Des années plus tard, sous couvert de fraternisation, le Hollandais de retour amadoue les autochtones à coup de tournées payées au pub. Le pacte passé avec Daland, désormais en couple avec Mary, et qui ne reconnaît pas celui qui pourrait être son fils, expose à son insu Senta à une relation incestueuse. La jeune fille, rebelle, d’abord méfiante, se laisse finalement séduire par l’étranger au cours d’un repas à la direction d’acteur millimétrée.
Formidable mécanique théâtrale, avec ces éléments de décors pivotant pour mieux structurer l’espace de chaque scène, et l’élaboration d’un puissant crescendo dramatique aboutissant à la vengeance du Hollandais qui tue plusieurs habitants par arme à feu, avant de finir lui-même plombé par Mary, tandis que les bâtiments alentour sont ravagés par les flammes.
L’exécution musicale est au diapason, sans temps mort, grâce à la direction électrique et anguleuse d’Oksana Lyniv, constamment sur la relance et l’énergie. La jeune Ukrainienne prend des risques insensés dans une scène des fileuses transformée en répétition de chant choral au tempo cravaché, suivie au cordeau par les dames du chœur. Saluons ici l’engagement, la réactivité des forces chorales incomparables de Bayreuth qui, même resserrées en effectif par des contraintes budgétaires, font le job avec une abnégation totale.
La distribution est dominée par le Hollandais impérial de Michael Volle. Certainement pas un authentique Heldenbaryton, l’Allemand construit son incarnation avec la même montée en puissance que la mise en scène. D’abord prudent et porté sur l’intériorité, il ne laisse que mieux éclater sa noire vindicte deux heures plus tard, non sans avoir phrasé entre-temps son entame de Wie aus der Ferne comme un Lied de Schubert.

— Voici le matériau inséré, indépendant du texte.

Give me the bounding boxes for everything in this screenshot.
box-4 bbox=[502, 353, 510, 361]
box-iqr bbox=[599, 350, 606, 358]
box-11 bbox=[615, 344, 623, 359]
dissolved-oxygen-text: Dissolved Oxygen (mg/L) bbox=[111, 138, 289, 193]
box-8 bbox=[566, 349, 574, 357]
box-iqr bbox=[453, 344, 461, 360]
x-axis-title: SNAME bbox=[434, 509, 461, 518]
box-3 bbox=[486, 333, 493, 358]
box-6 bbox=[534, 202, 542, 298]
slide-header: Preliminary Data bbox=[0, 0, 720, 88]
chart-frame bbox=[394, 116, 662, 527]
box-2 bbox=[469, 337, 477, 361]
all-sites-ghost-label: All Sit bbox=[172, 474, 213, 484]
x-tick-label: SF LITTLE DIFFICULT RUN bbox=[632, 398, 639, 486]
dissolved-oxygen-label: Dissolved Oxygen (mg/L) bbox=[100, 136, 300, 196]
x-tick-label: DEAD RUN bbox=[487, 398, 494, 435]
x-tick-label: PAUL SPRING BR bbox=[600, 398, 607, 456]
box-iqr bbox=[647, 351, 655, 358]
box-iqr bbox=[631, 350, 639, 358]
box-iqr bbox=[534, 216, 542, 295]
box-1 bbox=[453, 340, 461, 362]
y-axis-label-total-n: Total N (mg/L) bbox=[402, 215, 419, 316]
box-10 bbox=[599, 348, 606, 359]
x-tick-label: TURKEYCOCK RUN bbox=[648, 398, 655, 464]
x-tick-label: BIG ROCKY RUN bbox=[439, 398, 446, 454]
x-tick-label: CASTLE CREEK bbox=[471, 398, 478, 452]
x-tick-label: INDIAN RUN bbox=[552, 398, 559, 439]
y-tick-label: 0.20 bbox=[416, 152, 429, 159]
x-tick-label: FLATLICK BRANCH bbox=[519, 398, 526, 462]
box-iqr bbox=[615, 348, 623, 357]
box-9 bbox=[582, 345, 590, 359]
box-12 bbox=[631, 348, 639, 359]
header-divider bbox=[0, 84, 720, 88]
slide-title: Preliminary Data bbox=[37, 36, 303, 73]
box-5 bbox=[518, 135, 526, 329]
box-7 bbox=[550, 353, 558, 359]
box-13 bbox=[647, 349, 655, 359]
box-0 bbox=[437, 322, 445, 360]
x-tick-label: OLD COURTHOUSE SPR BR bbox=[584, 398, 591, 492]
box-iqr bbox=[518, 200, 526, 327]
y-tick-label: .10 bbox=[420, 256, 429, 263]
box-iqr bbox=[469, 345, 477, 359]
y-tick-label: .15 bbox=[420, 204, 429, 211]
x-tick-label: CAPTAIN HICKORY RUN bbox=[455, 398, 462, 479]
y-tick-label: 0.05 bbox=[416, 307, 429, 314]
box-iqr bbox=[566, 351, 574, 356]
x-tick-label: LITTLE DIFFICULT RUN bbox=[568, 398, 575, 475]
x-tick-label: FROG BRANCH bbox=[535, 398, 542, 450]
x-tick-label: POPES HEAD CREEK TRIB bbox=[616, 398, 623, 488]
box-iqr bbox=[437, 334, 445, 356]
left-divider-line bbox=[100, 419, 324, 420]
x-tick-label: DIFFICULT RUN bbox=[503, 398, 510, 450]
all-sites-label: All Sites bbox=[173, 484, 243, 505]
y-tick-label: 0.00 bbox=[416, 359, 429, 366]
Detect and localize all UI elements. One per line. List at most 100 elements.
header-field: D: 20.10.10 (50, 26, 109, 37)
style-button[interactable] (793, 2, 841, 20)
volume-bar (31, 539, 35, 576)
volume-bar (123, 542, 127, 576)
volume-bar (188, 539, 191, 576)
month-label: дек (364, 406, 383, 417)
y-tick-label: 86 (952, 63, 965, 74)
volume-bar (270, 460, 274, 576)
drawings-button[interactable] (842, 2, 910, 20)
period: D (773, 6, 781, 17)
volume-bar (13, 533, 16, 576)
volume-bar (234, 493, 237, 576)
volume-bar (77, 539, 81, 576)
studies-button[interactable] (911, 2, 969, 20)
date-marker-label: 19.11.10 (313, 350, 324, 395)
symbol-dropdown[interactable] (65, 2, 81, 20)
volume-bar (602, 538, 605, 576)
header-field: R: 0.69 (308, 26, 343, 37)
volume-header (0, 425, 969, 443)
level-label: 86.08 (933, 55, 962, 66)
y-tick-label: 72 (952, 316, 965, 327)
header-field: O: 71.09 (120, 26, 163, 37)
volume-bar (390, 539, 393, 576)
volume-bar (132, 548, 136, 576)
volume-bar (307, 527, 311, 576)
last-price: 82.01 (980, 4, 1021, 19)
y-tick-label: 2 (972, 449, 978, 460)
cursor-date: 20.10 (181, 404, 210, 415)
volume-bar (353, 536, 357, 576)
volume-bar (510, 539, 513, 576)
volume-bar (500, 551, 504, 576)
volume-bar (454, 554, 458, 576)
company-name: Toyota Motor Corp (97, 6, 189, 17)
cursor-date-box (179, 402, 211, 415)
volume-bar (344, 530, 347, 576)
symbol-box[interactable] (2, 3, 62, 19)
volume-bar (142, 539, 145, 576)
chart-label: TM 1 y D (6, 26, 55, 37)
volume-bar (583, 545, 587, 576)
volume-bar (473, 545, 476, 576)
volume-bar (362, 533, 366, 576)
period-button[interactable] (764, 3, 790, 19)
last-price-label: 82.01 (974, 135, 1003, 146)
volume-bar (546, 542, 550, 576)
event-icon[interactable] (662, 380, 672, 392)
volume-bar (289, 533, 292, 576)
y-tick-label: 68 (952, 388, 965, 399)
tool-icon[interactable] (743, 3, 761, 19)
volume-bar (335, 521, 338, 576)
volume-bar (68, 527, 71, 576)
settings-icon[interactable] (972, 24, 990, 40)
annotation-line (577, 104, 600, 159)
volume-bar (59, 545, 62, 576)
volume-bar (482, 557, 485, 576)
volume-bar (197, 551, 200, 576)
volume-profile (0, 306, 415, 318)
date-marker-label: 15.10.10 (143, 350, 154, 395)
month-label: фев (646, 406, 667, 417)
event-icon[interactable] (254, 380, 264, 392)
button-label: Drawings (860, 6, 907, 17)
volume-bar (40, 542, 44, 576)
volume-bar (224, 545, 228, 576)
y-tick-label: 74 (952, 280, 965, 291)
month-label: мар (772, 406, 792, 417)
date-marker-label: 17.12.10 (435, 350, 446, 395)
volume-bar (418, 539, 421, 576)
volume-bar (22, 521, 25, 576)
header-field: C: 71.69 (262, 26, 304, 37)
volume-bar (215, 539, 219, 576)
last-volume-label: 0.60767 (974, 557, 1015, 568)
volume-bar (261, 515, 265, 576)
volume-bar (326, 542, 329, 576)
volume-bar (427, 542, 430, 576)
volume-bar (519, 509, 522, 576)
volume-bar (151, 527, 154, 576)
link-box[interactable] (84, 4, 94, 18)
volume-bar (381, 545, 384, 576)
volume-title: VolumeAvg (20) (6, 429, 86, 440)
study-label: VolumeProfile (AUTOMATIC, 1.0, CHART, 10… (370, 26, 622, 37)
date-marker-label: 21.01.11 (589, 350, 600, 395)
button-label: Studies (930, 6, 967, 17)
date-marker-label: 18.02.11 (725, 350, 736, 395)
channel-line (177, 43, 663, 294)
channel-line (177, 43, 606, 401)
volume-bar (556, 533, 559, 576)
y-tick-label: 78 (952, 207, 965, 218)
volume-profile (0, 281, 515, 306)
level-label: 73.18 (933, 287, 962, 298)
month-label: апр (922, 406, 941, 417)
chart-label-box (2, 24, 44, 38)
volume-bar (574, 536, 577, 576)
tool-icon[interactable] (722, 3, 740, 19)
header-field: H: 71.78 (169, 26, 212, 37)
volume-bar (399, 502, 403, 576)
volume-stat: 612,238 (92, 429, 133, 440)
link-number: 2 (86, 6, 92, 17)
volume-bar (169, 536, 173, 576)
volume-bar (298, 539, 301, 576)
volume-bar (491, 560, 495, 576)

Elisabeth Teige fait valoir une personnalité trempée, Senta à l’émission ardente, au vibrato intense, mais le timbre presque constamment couvert d’un voile qui opacifie sa radiance et le texte. En ténor éconduit, Eric Cutler fait surtout valoir une projection bétonnée appuyée sur une technique assez sommaire. Georg Zeppenfeld, décevant en Hunding cet été dans le Ring, retrouve ici sa superbe, le naturel de sa voix franche et subtile, en Daland tout sauf butor.